Welcome to the January 2020 installment of BASELINE, Novetta’s Machine Learning Newsletter, where we share thoughts on important advances in machine learning technologies likely to impact our customers. This month’s topics include:
- New software tools that improve the process of developing machine learning models
- Improvements in language models, with some research showing that synthetically generated text can fool human reviewers
The “What-If Tool” and Manifold
While the primary goal for most machine learning models is high accuracy, we also need to understand why the model is making certain predictions. We’ve recently been working with the What-If Tool from the Google Research Brain Team to conduct sensitivity analysis, exploring how models react to different combinations of attributes. This enables us to better understand model performance and where models might fail. We are also exploring Manifold from Uber, another state-of-the-art model explainability tool.
nbdev – A New Python Programming Environment Inside Jupyter
Jupyter Notebooks are a popular tool for data scientists and machine learning researchers to test and compare models. However, transitioning from Jupyter notebooks to production environments is often challenging. The team responsible for fastai, a powerful deep learning library, has released nbdev, a custom Python programming environment. nbdev simplifies extraction of the specific python code to be migrated to production, while also simplifying documentation creation and testing.
Deepfake Text Generation
Recent research suggests that text comments generated by modern NLP algorithms are effectively indistinguishable from human-generated comments. A bot that generates Deepfake Text submitted half of the total comments received on a federal website that collects public input to help shape policy decisions. When humans were asked to identify which comments had been generated by a bot, they did no better than random guessing (you can try for yourself here). This research demonstrates the challenges that online communities and forums will have in combating deepfake text generation, where posts are often short and thus harder to determine if they were synthetically generated.
Hugging Face Releases Ultra-Fast and Versatile Tokenization Library
In NLP, tokenization is the task of splitting text into meaningful segments (e.g., words, punctuation, numbers) known as tokens. As models grow more efficient, tokenization is the bottleneck when pre-processing large volumes of text. Hugging Face, the NLP research company behind the state-of-the-art Transformers library, has released a new open-source library, Tokenizers. Tokenizers is designed to achieve speed and ease of use when tokenizing text for deep learning models both in research and production. Hugging Face reports that tokenizing one GB of text takes less than 20 seconds on a server-grade CPU, which translates to a 9x speedup of tokenization.
Meet ALBERT, the Newest NLP Language Model
Another month, another impressive language model: Google has released ALBERT, the next version of BERT (which we wrote about in November). ALBERT shows improved performance with a smaller model footprint. This translates to more portable models with a better understanding of natural language, leading to better performance on downstream tasks. Google accomplished this by reusing parameters within the model performed similar operations, enabling them to drastically reduce model size while maintaining similar accuracy. ALBERT has been open sourced and yes, it is already included in the Hugging Face Transformers library.

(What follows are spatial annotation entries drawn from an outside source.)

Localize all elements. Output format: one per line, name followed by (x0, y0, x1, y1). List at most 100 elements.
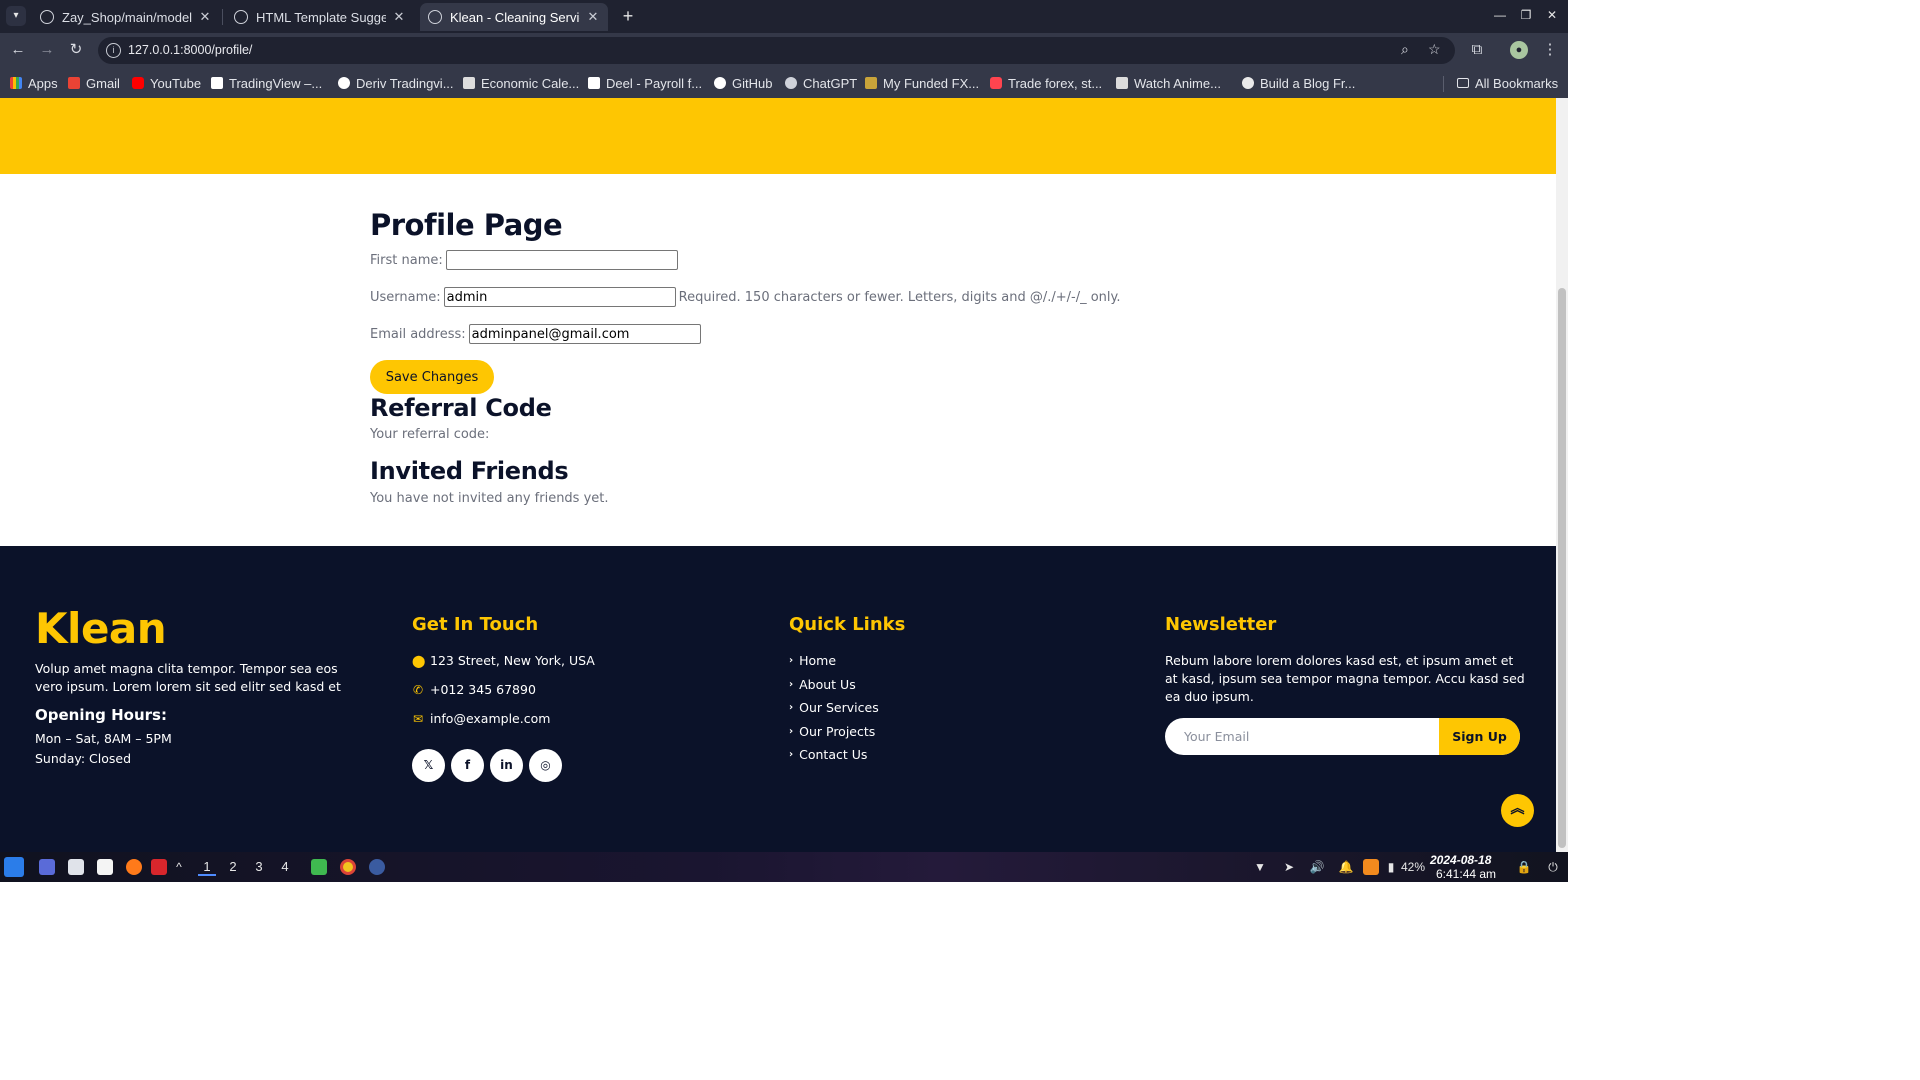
quick-link-about[interactable]: › About Us (789, 677, 856, 692)
facebook-icon[interactable]: f (451, 749, 484, 782)
text-editor-icon[interactable] (97, 859, 113, 875)
email-label: Email address: (370, 326, 466, 342)
tab-klean[interactable]: Klean - Cleaning Services ✕ (420, 3, 608, 31)
quick-link-projects[interactable]: › Our Projects (789, 724, 875, 739)
bookmark-build-a-blog[interactable]: Build a Blog Fr... (1242, 74, 1355, 92)
bookmark-my-funded-fx[interactable]: My Funded FX... (865, 74, 979, 92)
close-icon[interactable]: ✕ (586, 9, 600, 25)
tab-search-button[interactable]: ▾ (6, 6, 26, 26)
workspace-3[interactable]: 3 (250, 858, 268, 876)
address-bar[interactable]: i 127.0.0.1:8000/profile/ ⌕ ☆ (98, 37, 1455, 64)
workspace-2[interactable]: 2 (224, 858, 242, 876)
bookmark-youtube[interactable]: YouTube (132, 74, 201, 92)
browser-tab-bar: ▾ Zay_Shop/main/models.py ✕ HTML Templat… (0, 0, 1568, 33)
clock-time[interactable]: 6:41:44 am (1436, 867, 1496, 881)
back-arrow-icon[interactable]: ← (8, 40, 28, 60)
workspace-4[interactable]: 4 (276, 858, 294, 876)
telegram-icon[interactable]: ➤ (1281, 858, 1297, 876)
bookmark-watch-anime[interactable]: Watch Anime... (1116, 74, 1221, 92)
double-chevron-up-icon: ︽ (1510, 801, 1525, 817)
lock-icon[interactable]: 🔒 (1516, 858, 1532, 876)
sign-up-button[interactable]: Sign Up (1439, 718, 1520, 755)
update-icon[interactable] (1363, 859, 1379, 875)
youtube-icon (132, 77, 144, 89)
menu-kebab-icon[interactable]: ⋮ (1540, 40, 1560, 60)
bookmark-label: Build a Blog Fr... (1260, 75, 1356, 91)
bookmarks-bar: Apps Gmail YouTube TradingView –... Deri… (0, 68, 1568, 98)
forward-arrow-icon[interactable]: → (37, 40, 57, 60)
username-field[interactable] (443, 287, 676, 307)
instagram-icon[interactable]: ◎ (529, 749, 562, 782)
invited-friends-heading: Invited Friends (370, 457, 569, 485)
chevron-right-icon: › (789, 749, 794, 760)
tab-zay-shop[interactable]: Zay_Shop/main/models.py ✕ (32, 3, 220, 31)
email-field[interactable] (468, 324, 701, 344)
bookmark-separator (1443, 76, 1444, 92)
quick-link-contact[interactable]: › Contact Us (789, 747, 867, 762)
quick-link-label: About Us (799, 677, 856, 692)
quick-link-label: Contact Us (799, 747, 868, 762)
terminal-icon[interactable] (151, 859, 167, 875)
volume-icon[interactable]: 🔊 (1309, 858, 1325, 876)
new-tab-button[interactable]: + (618, 6, 638, 26)
profile-avatar-icon[interactable]: ● (1510, 41, 1528, 59)
desktop-icon[interactable] (39, 859, 55, 875)
bookmark-star-icon[interactable]: ☆ (1428, 41, 1441, 58)
bookmark-deel[interactable]: Deel - Payroll f... (588, 74, 702, 92)
zoom-icon[interactable]: ⌕ (1401, 41, 1409, 58)
chrome-icon[interactable] (340, 859, 356, 875)
bookmark-economic-calendar[interactable]: Economic Cale... (463, 74, 579, 92)
opening-hours-sunday: Sunday: Closed (35, 751, 132, 766)
footer-brand-logo[interactable]: Klean (35, 604, 167, 653)
site-info-icon[interactable]: i (106, 43, 121, 58)
app-launcher-icon[interactable] (369, 859, 385, 875)
page-scrollbar[interactable] (1556, 98, 1568, 852)
twitter-icon[interactable]: 𝕏 (412, 749, 445, 782)
bookmark-deriv[interactable]: Deriv Tradingvi... (338, 74, 454, 92)
chatgpt-icon (785, 77, 797, 89)
back-to-top-button[interactable]: ︽ (1501, 794, 1534, 827)
reload-icon[interactable]: ↻ (66, 40, 86, 60)
newsletter-email-input[interactable] (1165, 718, 1439, 755)
url-text[interactable]: 127.0.0.1:8000/profile/ (128, 43, 252, 57)
notification-bell-icon[interactable]: 🔔 (1338, 858, 1354, 876)
apps-grid-icon (10, 77, 22, 89)
github-icon (40, 10, 54, 24)
close-icon[interactable]: ✕ (392, 9, 406, 25)
chevron-up-icon[interactable]: ^ (174, 858, 184, 876)
header-band (0, 98, 1556, 174)
bookmark-apps[interactable]: Apps (10, 74, 58, 92)
firefox-icon[interactable] (126, 859, 142, 875)
globe-icon (428, 10, 442, 24)
bookmark-label: Apps (28, 75, 58, 91)
close-icon[interactable]: ✕ (198, 9, 212, 25)
extensions-icon[interactable]: ⧉ (1467, 40, 1487, 60)
workspace-1[interactable]: 1 (198, 858, 216, 876)
scrollbar-thumb[interactable] (1558, 288, 1566, 848)
quick-link-services[interactable]: › Our Services (789, 700, 879, 715)
contact-email-text[interactable]: info@example.com (430, 711, 550, 726)
save-changes-button[interactable]: Save Changes (370, 360, 494, 394)
first-name-field[interactable] (445, 250, 678, 270)
bookmark-tradingview[interactable]: TradingView –... (211, 74, 322, 92)
quick-links-heading: Quick Links (789, 614, 906, 635)
wifi-icon[interactable]: ▼ (1252, 858, 1268, 876)
bookmark-chatgpt[interactable]: ChatGPT (785, 74, 857, 92)
bookmark-github[interactable]: GitHub (714, 74, 772, 92)
power-icon[interactable]: ⏻ (1545, 858, 1561, 876)
bookmark-trade-forex[interactable]: Trade forex, st... (990, 74, 1102, 92)
maximize-icon[interactable]: ❐ (1518, 8, 1534, 22)
minimize-icon[interactable]: — (1492, 8, 1508, 22)
tab-title: Zay_Shop/main/models.py (62, 9, 192, 25)
quick-link-home[interactable]: › Home (789, 653, 836, 668)
all-bookmarks[interactable]: All Bookmarks (1457, 74, 1558, 92)
window-close-icon[interactable]: ✕ (1544, 8, 1560, 22)
bookmark-gmail[interactable]: Gmail (68, 74, 120, 92)
tab-html-template[interactable]: HTML Template Suggesti ✕ (226, 3, 414, 31)
file-manager-icon[interactable] (68, 859, 84, 875)
battery-icon[interactable]: ▮ (1385, 858, 1397, 876)
pycharm-icon[interactable] (311, 859, 327, 875)
linkedin-icon[interactable]: in (490, 749, 523, 782)
start-menu-icon[interactable] (4, 857, 24, 877)
clock-date[interactable]: 2024-08-18 (1430, 853, 1491, 867)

Lyft Open-Sources Flyte, a Data Processing Platform
In December’s edition of BASELINE we covered Netflix’s Metaflow, an open source library for building and managing data science projects. This month Lyft followed suit by open sourcing Flyte, a machine learning and data processing platform. Metaflow and Flyte are both Python based and represent workflows as directed-acyclic-graphs (DAGs) – a series of algorithmic steps. Flyte’s native Kubernetes integration allows it to be deployed on AWS, Azure, and Google Cloud.